Description
This is maybe for @arjoly, @jmschrei @glouppe.
i'm trying to understand min_samples_leaf
and min_samples_split
. I thought these were pre-pruning options, but they are not. They are smoothing options. Is that clear from the docs and I'm just slow?
Is there a reference for the current behavior?
What I expected was: "if the best split results in less then min_samples_leaf
in the leaf, don't split".
What it is instead is "don't consider a split that leaves less than min_samples_leaf in the leaf".
These are very very very different, and that was kind of non-obvious to me (because I didn't really think about it before).
Example:
import numpy as np
import matplotlib.pyplot as plt
%matplotlib inline
from sklearn.tree import DecisionTreeClassifier
rng = np.random.RandomState(0)
X = rng.normal(size=(50, 2))
y = np.zeros(X.shape[0], dtype=np.int)
y[X[:, 1] > 2] = 1
tree = DecisionTreeClassifier().fit(X, y)
# create a grid for plotting decision functions...
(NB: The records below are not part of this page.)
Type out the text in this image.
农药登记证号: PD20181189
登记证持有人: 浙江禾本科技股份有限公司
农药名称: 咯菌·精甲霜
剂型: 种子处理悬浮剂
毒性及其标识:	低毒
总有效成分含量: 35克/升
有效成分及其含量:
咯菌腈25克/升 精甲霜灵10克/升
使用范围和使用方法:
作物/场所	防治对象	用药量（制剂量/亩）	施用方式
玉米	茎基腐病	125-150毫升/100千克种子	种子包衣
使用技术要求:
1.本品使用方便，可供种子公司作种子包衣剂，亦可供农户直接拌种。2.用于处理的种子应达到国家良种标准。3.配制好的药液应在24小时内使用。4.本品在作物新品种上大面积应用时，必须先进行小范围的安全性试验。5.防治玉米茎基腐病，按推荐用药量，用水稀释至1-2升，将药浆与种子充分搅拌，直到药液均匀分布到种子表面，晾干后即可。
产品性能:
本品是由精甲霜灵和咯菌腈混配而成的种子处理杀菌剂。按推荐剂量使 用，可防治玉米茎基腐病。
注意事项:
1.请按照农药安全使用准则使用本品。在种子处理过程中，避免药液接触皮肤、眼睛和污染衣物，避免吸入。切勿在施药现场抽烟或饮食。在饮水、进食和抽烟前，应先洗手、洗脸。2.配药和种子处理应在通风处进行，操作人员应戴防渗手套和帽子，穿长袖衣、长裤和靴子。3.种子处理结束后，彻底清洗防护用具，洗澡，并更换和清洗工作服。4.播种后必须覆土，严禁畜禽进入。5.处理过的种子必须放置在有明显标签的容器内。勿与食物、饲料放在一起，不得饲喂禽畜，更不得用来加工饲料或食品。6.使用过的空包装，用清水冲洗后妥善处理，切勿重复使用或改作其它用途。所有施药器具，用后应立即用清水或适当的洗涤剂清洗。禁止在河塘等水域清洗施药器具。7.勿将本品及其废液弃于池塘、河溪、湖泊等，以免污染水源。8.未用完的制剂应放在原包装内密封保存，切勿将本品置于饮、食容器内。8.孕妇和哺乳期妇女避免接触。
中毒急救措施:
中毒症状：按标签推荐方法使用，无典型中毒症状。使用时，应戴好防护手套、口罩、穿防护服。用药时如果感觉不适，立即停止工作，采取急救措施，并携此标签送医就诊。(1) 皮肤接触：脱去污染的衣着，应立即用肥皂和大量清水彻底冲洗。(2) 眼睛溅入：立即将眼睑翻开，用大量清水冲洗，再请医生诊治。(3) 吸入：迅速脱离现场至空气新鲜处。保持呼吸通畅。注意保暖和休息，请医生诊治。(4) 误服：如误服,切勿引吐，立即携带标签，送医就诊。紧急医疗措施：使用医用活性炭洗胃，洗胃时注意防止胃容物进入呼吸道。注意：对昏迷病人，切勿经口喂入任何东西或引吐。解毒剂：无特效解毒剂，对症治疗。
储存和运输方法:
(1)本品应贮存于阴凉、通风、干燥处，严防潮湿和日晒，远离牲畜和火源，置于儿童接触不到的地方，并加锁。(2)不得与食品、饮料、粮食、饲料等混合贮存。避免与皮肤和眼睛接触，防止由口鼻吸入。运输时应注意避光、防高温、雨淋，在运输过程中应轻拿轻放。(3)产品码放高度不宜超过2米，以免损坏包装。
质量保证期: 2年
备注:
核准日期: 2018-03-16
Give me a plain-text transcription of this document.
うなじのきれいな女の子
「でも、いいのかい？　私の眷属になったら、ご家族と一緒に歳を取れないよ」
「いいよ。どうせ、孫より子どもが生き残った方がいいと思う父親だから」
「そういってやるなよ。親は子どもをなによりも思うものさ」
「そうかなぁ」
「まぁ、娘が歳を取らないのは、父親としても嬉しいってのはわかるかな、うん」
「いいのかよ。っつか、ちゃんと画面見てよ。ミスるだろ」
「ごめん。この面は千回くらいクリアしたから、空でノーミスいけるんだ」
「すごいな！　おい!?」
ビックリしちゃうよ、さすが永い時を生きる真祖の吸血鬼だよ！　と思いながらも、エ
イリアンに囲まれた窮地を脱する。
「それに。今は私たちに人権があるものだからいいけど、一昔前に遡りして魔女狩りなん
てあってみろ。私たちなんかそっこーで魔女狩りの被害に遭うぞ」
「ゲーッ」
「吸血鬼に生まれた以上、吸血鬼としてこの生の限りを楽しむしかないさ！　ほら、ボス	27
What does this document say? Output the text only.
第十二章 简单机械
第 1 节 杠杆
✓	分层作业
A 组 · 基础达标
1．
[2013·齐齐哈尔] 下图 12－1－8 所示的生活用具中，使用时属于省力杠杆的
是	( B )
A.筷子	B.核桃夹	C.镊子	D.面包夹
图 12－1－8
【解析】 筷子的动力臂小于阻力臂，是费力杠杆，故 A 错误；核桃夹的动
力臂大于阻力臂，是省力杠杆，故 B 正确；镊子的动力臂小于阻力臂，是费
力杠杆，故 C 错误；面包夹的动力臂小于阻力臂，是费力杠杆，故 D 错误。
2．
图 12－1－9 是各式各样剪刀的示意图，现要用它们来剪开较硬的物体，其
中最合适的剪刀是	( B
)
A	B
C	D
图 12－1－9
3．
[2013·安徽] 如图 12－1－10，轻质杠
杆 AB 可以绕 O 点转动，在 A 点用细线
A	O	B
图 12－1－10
x_lin = np.linspace(X[:, 0].min() - .5, X[:, 0].max() + .5, 1000)
y_lin = np.linspace(X[:, 1].min() - .5, X[:, 1].max() + .5, 1000)
x_grid, y_grid = np.meshgrid(x_lin, y_lin)
X_grid = np.c_[x_grid.ravel(), y_grid.ravel()]
fig, axes = plt.subplots(1, 2)
axes[0].contourf(x_grid, y_grid, tree.predict_proba(X_grid)[:, 0].reshape(x_grid.shape), alpha=.3)
axes[0].scatter(X[:, 0], X[:, 1], c=plt.cm.Vega10(y))
tree2 = DecisionTreeClassifier(min_samples_leaf=2).fit(X, y)
axes[1].contourf(x_grid, y_grid, tree2.predict_proba(X_grid)[:, 0].reshape(x_grid.shape), alpha=.3)
axes[1].scatter(X[:, 0], X[:, 1], c=plt.cm.Vega10(y))
Basically setting min_samples_leaf
leads to exactly the same tree, only with the threshold moved so that there are enough samples in the leaf. Was that really the intent?